Finalmente nuestra conversación giró en torno a Vlad, y se comportó de manera extraña. De repente se incorporó dejando que la colcha cayese (aunque el aire de la mañana era fresco) y, abrazándose las rodillas encogidas con sus largos y delgados brazos, dijo:
—Has hablado del pacto que Vlad tenía con tu familia y con los aldeanos. Pero no he oído aún del pacto que seguramente tiene con el Señor Oscuro. ¿Qué sabes de eso?
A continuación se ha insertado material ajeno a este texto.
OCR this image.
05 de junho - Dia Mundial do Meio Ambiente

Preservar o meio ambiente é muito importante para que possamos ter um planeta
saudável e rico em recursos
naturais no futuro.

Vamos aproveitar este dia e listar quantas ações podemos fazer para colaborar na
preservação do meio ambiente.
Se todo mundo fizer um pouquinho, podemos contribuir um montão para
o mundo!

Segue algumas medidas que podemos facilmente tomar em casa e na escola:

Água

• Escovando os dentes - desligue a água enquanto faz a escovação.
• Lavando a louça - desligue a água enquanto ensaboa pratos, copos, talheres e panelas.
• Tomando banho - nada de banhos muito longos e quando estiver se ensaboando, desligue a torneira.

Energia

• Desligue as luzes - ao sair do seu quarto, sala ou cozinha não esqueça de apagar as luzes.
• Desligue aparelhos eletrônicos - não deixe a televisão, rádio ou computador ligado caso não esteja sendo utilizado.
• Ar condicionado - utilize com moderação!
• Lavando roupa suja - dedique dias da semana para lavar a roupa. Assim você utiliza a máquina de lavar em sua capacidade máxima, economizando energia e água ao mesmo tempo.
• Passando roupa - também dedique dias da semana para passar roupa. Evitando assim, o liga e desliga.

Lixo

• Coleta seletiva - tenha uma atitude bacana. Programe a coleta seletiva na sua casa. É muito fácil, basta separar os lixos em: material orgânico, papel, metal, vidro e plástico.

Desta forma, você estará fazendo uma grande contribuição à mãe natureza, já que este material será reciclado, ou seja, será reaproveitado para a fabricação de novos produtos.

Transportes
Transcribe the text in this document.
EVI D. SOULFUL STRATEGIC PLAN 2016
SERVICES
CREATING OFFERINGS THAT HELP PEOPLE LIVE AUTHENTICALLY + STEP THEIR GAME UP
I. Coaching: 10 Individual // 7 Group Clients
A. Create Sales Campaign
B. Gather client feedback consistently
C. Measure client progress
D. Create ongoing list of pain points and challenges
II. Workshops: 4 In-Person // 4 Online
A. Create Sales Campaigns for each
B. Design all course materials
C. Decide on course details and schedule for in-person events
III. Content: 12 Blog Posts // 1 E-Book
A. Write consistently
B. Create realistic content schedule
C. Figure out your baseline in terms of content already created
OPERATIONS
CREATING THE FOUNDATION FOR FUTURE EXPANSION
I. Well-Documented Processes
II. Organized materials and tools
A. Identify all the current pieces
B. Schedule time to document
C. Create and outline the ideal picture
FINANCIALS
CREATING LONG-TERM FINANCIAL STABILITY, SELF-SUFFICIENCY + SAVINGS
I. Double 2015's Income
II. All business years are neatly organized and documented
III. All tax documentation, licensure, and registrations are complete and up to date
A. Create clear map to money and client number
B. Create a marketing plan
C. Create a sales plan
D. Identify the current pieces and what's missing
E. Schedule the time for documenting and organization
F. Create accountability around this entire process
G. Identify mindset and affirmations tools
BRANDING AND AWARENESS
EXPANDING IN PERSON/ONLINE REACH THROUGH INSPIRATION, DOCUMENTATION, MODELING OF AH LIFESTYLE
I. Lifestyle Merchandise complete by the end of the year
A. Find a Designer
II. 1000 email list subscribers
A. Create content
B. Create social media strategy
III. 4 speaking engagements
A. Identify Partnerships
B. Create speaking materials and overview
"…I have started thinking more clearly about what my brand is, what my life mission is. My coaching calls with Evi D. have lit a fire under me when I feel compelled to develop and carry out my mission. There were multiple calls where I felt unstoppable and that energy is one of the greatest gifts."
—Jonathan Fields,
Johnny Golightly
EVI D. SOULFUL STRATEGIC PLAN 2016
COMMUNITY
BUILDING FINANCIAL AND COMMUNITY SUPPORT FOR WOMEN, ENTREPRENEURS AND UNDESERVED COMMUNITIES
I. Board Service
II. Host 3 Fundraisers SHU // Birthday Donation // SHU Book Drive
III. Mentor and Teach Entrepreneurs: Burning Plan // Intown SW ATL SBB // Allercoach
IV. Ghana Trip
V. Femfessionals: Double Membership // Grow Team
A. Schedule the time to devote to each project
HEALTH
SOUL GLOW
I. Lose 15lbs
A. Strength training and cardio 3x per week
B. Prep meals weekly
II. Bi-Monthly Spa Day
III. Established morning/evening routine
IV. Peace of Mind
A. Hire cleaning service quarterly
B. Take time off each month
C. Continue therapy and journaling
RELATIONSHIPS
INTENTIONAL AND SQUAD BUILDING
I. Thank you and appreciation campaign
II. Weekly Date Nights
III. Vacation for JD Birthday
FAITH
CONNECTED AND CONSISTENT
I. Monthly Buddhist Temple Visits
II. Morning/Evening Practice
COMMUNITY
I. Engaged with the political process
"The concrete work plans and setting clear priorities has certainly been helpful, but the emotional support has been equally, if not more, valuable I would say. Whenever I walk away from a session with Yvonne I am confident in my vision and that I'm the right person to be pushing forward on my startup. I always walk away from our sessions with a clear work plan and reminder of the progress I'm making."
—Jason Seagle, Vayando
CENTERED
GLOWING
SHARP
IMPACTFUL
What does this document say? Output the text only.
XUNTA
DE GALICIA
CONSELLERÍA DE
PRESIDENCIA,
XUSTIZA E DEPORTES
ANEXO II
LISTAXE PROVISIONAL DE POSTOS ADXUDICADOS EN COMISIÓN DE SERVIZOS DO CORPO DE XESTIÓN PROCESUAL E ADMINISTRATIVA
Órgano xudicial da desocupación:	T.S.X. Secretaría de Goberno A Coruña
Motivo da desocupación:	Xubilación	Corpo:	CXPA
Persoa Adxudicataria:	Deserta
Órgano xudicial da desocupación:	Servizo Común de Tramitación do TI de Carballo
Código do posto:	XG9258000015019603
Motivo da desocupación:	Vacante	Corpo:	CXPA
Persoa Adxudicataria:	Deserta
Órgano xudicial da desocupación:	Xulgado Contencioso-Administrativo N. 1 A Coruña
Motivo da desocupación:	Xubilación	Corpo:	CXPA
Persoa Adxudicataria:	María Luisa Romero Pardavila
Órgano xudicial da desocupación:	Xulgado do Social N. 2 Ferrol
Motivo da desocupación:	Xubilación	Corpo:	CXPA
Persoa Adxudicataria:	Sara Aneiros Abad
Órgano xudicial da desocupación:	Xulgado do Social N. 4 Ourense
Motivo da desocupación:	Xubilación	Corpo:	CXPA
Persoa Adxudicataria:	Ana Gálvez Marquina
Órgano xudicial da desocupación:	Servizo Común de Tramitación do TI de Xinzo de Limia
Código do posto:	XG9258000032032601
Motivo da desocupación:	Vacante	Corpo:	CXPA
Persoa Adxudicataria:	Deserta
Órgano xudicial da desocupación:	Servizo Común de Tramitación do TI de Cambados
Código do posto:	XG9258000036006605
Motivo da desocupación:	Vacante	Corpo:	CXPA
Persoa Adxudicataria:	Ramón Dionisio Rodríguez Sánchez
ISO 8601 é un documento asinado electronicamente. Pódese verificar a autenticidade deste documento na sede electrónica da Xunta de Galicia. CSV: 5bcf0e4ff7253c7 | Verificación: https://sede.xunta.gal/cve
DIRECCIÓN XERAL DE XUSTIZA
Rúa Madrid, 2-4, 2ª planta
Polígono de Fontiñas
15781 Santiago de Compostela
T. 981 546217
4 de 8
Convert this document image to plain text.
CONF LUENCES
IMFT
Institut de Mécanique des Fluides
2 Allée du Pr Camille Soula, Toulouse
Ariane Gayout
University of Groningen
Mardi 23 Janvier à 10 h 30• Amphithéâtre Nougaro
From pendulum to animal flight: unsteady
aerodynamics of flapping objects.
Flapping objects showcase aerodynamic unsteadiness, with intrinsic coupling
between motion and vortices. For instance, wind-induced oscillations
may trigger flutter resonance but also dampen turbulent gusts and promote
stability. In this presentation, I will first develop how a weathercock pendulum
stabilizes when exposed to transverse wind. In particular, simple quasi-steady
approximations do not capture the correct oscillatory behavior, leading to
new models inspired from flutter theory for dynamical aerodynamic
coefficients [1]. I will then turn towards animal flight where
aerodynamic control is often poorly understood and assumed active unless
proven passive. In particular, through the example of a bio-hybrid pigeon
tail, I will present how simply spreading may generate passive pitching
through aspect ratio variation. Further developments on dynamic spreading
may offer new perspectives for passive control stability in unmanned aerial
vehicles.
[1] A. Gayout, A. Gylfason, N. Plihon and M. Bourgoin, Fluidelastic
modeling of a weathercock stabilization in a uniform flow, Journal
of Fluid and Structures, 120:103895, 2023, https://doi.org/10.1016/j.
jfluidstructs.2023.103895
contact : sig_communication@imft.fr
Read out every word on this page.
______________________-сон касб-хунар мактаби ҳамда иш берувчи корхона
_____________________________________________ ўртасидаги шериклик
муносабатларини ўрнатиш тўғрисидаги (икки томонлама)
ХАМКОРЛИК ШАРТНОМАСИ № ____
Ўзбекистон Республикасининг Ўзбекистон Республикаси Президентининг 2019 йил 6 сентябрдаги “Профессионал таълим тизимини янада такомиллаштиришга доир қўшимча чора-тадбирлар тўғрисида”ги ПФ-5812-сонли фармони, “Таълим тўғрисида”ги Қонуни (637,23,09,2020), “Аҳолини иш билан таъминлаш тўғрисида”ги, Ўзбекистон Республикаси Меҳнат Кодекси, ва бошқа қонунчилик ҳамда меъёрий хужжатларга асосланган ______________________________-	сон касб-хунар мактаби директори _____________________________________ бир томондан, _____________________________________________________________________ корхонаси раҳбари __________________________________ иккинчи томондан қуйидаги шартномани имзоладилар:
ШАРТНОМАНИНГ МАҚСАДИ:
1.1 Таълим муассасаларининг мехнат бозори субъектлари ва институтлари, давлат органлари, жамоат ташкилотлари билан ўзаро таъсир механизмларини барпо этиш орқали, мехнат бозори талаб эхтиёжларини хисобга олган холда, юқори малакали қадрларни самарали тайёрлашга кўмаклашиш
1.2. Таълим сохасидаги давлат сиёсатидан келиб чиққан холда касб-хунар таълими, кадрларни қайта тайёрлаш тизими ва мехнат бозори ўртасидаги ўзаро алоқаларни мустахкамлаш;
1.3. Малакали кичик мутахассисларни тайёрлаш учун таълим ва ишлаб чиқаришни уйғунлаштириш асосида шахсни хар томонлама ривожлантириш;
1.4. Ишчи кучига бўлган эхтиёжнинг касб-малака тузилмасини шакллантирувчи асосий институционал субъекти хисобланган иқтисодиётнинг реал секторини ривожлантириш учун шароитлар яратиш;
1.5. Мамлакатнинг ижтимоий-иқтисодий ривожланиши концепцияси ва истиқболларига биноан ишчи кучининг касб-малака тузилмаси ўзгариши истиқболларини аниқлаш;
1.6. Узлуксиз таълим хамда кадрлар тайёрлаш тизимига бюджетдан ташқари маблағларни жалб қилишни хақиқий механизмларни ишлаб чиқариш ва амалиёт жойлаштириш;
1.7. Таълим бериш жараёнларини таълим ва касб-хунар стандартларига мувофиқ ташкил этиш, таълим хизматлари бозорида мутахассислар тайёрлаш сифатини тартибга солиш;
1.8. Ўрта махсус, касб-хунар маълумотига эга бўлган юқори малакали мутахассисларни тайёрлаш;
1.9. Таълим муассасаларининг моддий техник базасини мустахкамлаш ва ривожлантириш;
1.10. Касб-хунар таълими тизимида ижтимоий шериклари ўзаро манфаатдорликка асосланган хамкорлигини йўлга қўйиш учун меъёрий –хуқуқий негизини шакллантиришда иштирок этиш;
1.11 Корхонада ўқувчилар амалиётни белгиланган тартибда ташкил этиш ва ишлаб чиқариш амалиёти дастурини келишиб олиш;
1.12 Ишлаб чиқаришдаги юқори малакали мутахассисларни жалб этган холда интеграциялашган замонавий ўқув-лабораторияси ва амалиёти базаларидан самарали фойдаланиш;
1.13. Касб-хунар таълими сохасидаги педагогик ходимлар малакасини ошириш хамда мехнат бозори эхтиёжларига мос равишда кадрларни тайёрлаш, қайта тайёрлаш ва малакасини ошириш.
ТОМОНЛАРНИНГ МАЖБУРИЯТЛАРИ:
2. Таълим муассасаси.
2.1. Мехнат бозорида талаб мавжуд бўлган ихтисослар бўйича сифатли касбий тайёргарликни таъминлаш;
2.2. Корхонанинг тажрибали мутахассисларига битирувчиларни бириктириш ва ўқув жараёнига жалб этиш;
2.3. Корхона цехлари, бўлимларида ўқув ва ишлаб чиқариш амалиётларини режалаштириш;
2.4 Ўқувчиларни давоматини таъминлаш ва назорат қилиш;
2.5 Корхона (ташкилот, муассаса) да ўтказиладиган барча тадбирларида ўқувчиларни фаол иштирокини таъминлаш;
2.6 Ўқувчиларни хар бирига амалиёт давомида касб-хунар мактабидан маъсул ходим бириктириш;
El sonido del nombre de tal entidad (y la intensidad dura y brillante como el diamante de sus ojos, se centró en mí) me hizo temblar. Aun así, contesté con honestidad todo lo que sabía: que Vlad le había ofrecido al Oscuro el primogénito de cada generación de su familia. Que cada generación requería un sacrificio para comprar la renovada inmortalidad de Vlad. Que en 1842, mi hermano Arkady (como mortal y luego como vampiro) se había resistido al maligno servicio de Vlad. La segunda muerte de Arkady (como vampiro) debería haber causado la destrucción inmediata de Vlad, pero no fue así porque mi hermano había dejado un heredero, que su mujer, Mary, ocultó. Siempre que el heredero viviese y hubiese una oportunidad de que Vlad pudiese entregar su alma al Señor Oscuro en lugar de la de Arkady, Vlad sobreviviría.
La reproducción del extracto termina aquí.